ENH: Add support for reading Stata 7 (non-SE) format dta files · Issue #47176 · pandas-dev/pandas (original) (raw)

If I attempt to read in a dta file saved in Stata 7 format using the read_stata() function I get the following error message:

ValueError: Version of given Stata file is 110. pandas supports importing versions 105, 108, 111 (Stata 7SE), 113 (Stata 8/9), 114 (Stata 10/11), 115 (Stata 12), 117 (Stata 13), 118 (Stata 14/15/16),and 119 (Stata 15/16, over 32,767 variables).

This is unfortunate as this is the version of the format used by default by R's write.dta() function in the foreign package.

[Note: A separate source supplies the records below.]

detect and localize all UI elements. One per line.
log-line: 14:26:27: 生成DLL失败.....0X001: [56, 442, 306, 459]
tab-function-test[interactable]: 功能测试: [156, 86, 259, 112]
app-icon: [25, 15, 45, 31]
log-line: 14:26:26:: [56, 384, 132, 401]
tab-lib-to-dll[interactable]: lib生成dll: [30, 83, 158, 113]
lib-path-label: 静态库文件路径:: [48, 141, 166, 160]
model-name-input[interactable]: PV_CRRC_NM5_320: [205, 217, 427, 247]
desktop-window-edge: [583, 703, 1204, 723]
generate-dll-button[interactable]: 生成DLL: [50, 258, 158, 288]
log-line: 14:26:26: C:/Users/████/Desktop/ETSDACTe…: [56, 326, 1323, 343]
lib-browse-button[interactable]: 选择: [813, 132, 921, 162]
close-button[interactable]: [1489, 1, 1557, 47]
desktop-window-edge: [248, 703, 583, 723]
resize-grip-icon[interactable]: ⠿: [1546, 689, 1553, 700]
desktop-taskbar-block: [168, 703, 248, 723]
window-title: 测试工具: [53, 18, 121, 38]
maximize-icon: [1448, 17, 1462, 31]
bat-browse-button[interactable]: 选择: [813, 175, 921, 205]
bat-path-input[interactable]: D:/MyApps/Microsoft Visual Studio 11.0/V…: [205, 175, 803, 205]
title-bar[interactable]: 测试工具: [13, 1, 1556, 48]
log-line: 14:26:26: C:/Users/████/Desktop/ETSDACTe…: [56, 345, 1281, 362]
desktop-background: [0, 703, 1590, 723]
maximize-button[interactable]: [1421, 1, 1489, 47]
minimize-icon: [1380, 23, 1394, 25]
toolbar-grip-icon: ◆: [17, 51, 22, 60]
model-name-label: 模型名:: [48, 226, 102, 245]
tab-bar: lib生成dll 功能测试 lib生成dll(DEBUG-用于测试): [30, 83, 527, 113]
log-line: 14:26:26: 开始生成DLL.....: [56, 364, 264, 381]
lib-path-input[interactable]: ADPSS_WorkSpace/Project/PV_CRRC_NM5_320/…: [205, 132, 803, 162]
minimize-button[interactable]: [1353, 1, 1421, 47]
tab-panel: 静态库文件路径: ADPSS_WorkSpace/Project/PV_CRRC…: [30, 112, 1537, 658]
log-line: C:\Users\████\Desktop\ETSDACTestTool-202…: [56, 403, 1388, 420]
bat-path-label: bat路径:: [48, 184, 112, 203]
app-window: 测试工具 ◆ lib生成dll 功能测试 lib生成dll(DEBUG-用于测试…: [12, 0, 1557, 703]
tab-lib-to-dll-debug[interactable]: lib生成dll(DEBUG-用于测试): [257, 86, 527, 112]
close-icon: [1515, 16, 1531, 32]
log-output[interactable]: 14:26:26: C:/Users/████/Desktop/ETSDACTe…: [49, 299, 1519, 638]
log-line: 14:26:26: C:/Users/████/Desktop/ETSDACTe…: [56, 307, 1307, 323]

Describe the solution you'd like

It would be nice if this version of the data format was supported, at least for reading, in the same manner as the other variants.

API breaking implications

None that I am aware of.

Describe alternatives you've considered

write.dta also supports saving to the versions 6, 8 and 10 of the dta format which are supported, so I could manually specify a different version instead. Alternatively I could save my data using the readstata13 or haven packages which both support more recent versions of the Stata dta format.

Another option would be to use a different data format entirely that is also supported by both R and Pandas.

Additional context

It appears that to implement support for this additional variant the following two changes are required:

  1. Edit the line:
    if self.format_version > 108:

To:

if self.format_version > 110:

  1. Change the line:
    if self.format_version not in [104, 105, 108, 111, 113, 114, 115]:

To include 110 in the list of supported variants, i.e.

if self.format_version not in [104, 105, 108, 110, 111, 113, 114, 115]:

After making these changes locally my version 7 files appear to load correctly.